ONG Manco Capaj, Organisation pour la récupération de l'histoire et de l'identité locale

Réunions des Microcentres ruraux municipales

La formation des microcentres ruraux a comme objectif principal de réunir mensuellement les professeurs pour réfléchir, planifier et évaluer leur savoir-faire.

Notre participation aux réunions des microcentres des écoles municipales rurales a surgi de la nécessité d'incorporer au secteur éducatif le contexte socioculturel. Si cet objectif a été planifié depuis des années et apparaît manifestement dans le programme d'éducation rural du Chili, actuellement, il n'est pas mené à bien ou s'intègre de manière très vague dans le programme.

L'instance du microcentre, à laquelle participent environ 20 professeurs ruraux, en plus de la superviseur d'éducation provinciale, Madame Mónica Miranda Tureo, et les directeurs du DAEM (Direction y Administration d'Education Municipale) de la commune de Carahue, s'est transformé en un espace pour présenter, discuter et réfléchir sur l'importance d'incorporer dans l'éducation les savoirs locaux, propres des communautés rurales, dans ce cas celui de notre commune de Carahue.

Ainsi, c'est depuis une perspective anthropologique, que l'on prétend travailler au fur et à mesure cette thématique.

Ce que nous avons pu visualiser comme problème a été qu'il n'existe pas de liens entre la transmission des savoirs depuis la socialisation primaire et les nouvelles connaissances que l'enfant va acquérir lors de la socialisation secondaire à l'école rurale de la commune de Carahue. Il existe en effet, une rupture dans les différentes connaissances que l'enfant acquière de la part de sa famille, de sa communauté locale, dans le cas présent les connaissances du contexte rural, et celles que l'éducation formelle leur apporte lors de la socialisation secondaire.

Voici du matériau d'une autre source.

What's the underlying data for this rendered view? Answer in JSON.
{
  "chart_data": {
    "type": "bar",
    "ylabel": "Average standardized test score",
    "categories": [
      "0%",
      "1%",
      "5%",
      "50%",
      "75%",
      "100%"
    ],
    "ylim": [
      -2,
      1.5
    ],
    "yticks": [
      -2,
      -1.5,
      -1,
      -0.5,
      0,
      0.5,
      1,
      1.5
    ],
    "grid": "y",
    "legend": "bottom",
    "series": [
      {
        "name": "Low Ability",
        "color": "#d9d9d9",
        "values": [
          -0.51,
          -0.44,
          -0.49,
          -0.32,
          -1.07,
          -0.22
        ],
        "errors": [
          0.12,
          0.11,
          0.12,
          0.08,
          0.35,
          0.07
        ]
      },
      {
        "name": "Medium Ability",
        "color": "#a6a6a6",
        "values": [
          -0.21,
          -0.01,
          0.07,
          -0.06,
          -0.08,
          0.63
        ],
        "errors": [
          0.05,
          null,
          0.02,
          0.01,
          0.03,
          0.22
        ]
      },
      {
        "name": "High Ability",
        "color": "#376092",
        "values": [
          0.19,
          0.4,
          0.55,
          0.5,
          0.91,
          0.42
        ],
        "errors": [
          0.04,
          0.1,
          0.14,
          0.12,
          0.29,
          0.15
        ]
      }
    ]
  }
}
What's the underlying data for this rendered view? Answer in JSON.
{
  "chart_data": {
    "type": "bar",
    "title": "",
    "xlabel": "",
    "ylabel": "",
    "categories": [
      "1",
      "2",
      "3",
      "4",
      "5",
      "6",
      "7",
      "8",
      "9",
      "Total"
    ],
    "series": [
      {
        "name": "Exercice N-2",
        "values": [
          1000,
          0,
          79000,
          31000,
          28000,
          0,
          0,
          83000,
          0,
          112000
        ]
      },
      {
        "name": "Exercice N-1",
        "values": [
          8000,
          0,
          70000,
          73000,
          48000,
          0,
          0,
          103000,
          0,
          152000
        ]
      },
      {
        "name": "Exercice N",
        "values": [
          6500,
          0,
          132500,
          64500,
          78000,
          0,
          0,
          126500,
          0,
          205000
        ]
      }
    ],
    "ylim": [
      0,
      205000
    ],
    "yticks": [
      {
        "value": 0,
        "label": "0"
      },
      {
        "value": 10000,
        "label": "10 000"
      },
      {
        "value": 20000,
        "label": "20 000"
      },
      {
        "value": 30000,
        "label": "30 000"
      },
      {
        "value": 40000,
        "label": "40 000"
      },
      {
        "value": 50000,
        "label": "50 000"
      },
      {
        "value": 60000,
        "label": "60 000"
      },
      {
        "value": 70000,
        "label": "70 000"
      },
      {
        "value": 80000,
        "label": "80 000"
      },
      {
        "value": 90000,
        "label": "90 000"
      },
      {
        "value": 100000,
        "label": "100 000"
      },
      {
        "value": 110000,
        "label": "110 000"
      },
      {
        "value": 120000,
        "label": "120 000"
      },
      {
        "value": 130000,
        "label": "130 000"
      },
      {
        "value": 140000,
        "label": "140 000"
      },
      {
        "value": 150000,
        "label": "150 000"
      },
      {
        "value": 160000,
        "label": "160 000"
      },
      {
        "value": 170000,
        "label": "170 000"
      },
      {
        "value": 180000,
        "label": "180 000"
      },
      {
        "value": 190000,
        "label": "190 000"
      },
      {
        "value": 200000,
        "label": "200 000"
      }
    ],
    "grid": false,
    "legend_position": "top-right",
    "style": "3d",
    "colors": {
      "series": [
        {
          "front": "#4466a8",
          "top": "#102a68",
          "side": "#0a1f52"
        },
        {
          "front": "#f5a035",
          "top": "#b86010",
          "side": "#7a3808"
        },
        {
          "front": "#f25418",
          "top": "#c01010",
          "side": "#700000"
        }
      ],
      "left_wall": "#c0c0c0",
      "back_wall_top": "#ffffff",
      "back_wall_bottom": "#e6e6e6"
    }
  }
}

Celle-ci peut être comme processus d' "internalisation de sous-mondes institutionnels ou basés sur des institutions. En plus de ces sous-mondes internalisés lors de la socialisation secondaire sont généralement des réalités partielles qui contrastent avec le monde de base acquis lors de la socialisation primaire.” (Berguer y Luckman).

Pour autant, la connaissance du local, le "contexte socioculturel", donne la possibilité d'avoir une plus grande relation entre les savoirs locaux traditionnels et les savoirs de l'école formelle, comme une forme d'intégration des deux types de connaissances à l'école primaire formelle qui reçoit l'enfant durant ses premières années de socialisation secondaire En effet celle-ci, se montre fréquemment traumatisante pour l'enfant, par la non coïncidence des savoirs transmis et incorporés par l'enfant lors de la socialisation primaire.

On pourrait également identifier un autre aspect important : le manque d'interaction entre l'école et la communauté locale, en plus de son environnement. Nous pouvons le voir dans le faible niveau de soutien et d'implication de certains parents auprès de leurs enfants quant au travail scolaire et à la formation aux valeurs ainsi qu'aux habitudes comme le mentionnent les professeurs.

Notre participation à ces réunions a consisté principalement à présenter le travail de récupération de la mémoire historique de la localité de Santa Celia, que nous avons réalisé à l'école municipale G-409 Santa Celia appartenant à ce secteur rural. Ce travail a permis que ces savoirs locaux soient travaillés à l'école de manière intergénérationnelle (parents et enfants), en plus de leur donner une valeur face à de nouvelles connaissances qui sont apparues dans dans ce monde globalisé. D'autre part, cela a facilité la participation de la communauté locale dans le processus éducatif des enfants, en considérant que l'éducation n'est pas seulement une tâche de l'école en elle-même mais de la communauté en général.